After his debacle Wednesday night against the Oakland Athletics, that talk will certainly shift to just how long the Blue Jays can afford to continue to send Romero out to the mound every fifth day.

The 27-year-old's bewildering season came to a boil at an ungracious Rogers Centre, where the left-hander endured his worst outing of his four-year major-league career, lasting just 1 1/3 innings during a 16-0 punch-out by the A's. It was the largest shutout loss in Jays history.

Eight of the runs were scored against Romero – seven of them in the disastrous second inning in which the A's sent 12 batters to the plate and scored eight times to open up a 9-0 lead.

Romero (8-7), who lost for the sixth consecutive outing, started hearing the boos as early as the first inning when he walked the first of two batters, helping Oakland into a 1-0 lead.

The derision would only mount in the second inning as Romero continued to struggle with his control, leading to four more walks (one intentional) and a wild pitch as the A's turned the base path's into a merry-go-round.

Romero's night was over after he walked Chris Carter with the bases loaded, forcing in another run.

As Romero slowly made his way from the mound amid the cat-calls from many of the 23,948 in attendance, his head was hung low all the way into the dugout.

Before the game, Toronto manager John Farrell discussed the struggles that Romero has endured this season after starting off the year as the team's No. 1 hurler in the rotation.

In his previous five outings heading into Wednesday's catastrophe, Romero was pitching to an unsavoury 8.33 earned run average with opponents teeing off to the tune of a .354 batting average.

After coming off his finest season in 2011, in which he went 15-11 with a 2.92 ERA, Farrell was asked if he would have referred to Romero as the ace of his staff heading into this year.

"The whole ace thing, to me, is irrelevant," Farrell said. "Guys are going to lead in their own way. Our No. 1 starter is the starter that's going that night. And that's how I view it.

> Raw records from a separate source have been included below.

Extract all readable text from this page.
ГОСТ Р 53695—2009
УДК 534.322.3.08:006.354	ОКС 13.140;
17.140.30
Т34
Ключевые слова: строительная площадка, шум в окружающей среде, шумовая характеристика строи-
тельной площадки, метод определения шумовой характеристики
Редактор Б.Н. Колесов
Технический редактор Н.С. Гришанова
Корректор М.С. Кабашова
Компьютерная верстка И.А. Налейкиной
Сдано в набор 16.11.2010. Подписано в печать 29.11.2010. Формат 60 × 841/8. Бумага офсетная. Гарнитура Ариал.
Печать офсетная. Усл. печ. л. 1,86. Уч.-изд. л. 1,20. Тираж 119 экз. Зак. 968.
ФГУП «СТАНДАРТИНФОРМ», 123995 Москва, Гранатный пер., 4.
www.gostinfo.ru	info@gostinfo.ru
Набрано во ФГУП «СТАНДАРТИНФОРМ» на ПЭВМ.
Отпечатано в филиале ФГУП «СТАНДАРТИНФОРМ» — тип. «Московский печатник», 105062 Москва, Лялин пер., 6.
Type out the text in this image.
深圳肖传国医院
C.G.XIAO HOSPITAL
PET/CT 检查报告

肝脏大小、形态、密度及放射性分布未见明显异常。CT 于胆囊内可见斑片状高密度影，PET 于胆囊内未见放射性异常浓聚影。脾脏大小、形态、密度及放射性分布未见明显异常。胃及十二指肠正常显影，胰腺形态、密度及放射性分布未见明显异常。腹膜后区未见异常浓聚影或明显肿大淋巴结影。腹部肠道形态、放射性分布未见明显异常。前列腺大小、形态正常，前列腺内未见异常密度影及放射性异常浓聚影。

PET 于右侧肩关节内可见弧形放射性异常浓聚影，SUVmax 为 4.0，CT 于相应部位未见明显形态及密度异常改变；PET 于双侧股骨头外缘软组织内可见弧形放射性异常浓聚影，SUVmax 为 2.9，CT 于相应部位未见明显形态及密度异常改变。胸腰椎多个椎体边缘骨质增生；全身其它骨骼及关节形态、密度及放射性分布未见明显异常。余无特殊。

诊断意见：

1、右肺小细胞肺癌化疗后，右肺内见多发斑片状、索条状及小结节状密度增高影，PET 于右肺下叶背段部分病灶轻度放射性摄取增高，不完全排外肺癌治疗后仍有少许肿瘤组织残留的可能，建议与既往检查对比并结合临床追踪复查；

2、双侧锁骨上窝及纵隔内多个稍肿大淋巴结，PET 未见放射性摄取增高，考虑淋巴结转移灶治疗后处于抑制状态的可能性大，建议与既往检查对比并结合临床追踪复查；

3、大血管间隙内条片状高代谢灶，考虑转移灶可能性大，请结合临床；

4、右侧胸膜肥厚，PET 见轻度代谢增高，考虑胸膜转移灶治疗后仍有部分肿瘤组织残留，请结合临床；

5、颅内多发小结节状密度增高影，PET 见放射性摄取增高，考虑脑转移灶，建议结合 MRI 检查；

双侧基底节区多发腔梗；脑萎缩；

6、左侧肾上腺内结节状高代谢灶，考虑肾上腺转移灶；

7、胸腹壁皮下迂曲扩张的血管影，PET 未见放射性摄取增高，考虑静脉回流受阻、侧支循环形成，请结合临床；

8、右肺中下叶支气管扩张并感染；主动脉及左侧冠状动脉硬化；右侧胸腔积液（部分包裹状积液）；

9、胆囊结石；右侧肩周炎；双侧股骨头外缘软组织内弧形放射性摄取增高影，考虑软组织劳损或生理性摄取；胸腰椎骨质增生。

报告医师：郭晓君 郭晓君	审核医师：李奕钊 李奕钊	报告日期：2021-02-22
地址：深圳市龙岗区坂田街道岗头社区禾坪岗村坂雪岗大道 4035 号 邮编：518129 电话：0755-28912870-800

"A ranking order, a preference, or some other label that's put on guys, that means nothing to me."

The Blue Jays, who continue to believe they have what it takes to challenge for one of the wild-card playoff spots, are looking for an opportunity to insert the recently acquired J.A. Happ into the starting fold.

Romero just might have made that decision a little bit easier.

In the mind of Gregg Zaun, the former major-league player and now a baseball analyst for Sportsnet, Romero hasn't accomplished nearly enough to have earned himself the calling card of an ace.

"An ace is an obvious guy – it's a Halladay, it's a Verlander, it's a Smoltz, a Maddux, a Glavine-type guy," Zaun said in an interview earlier on Wednesday. "They are guys that you're going to see win 15 to 20 games almost every single year.

"They are guys who you face and you're thinking, 'If I could just work a walk somehow.' You're not even worried about getting hits."

With all the turmoil surrounding Romero it almost went unnoticed that A.J. Griffin was pitching a no-hittter for Oakland into the fourth inning.

That was stifled when Edwin Encarnacion knocked a ground rule double.

In the view of Zaun, who was a catcher during his playing days, Romero's problems have advanced to the point where they are as much mental as anything.

Zaun was asked what Romero needs to do to try to remedy the situation.

"Go out there and pitch and try to toughen up a little bit and toughen up mentally and not be so hyper-critical of everything that he does," he said. "Just go out there and make one pitch at a time and take a step backward after the game and evaluate the body of work.

"Don't ride the roller coaster of emotions from pitch to pitch."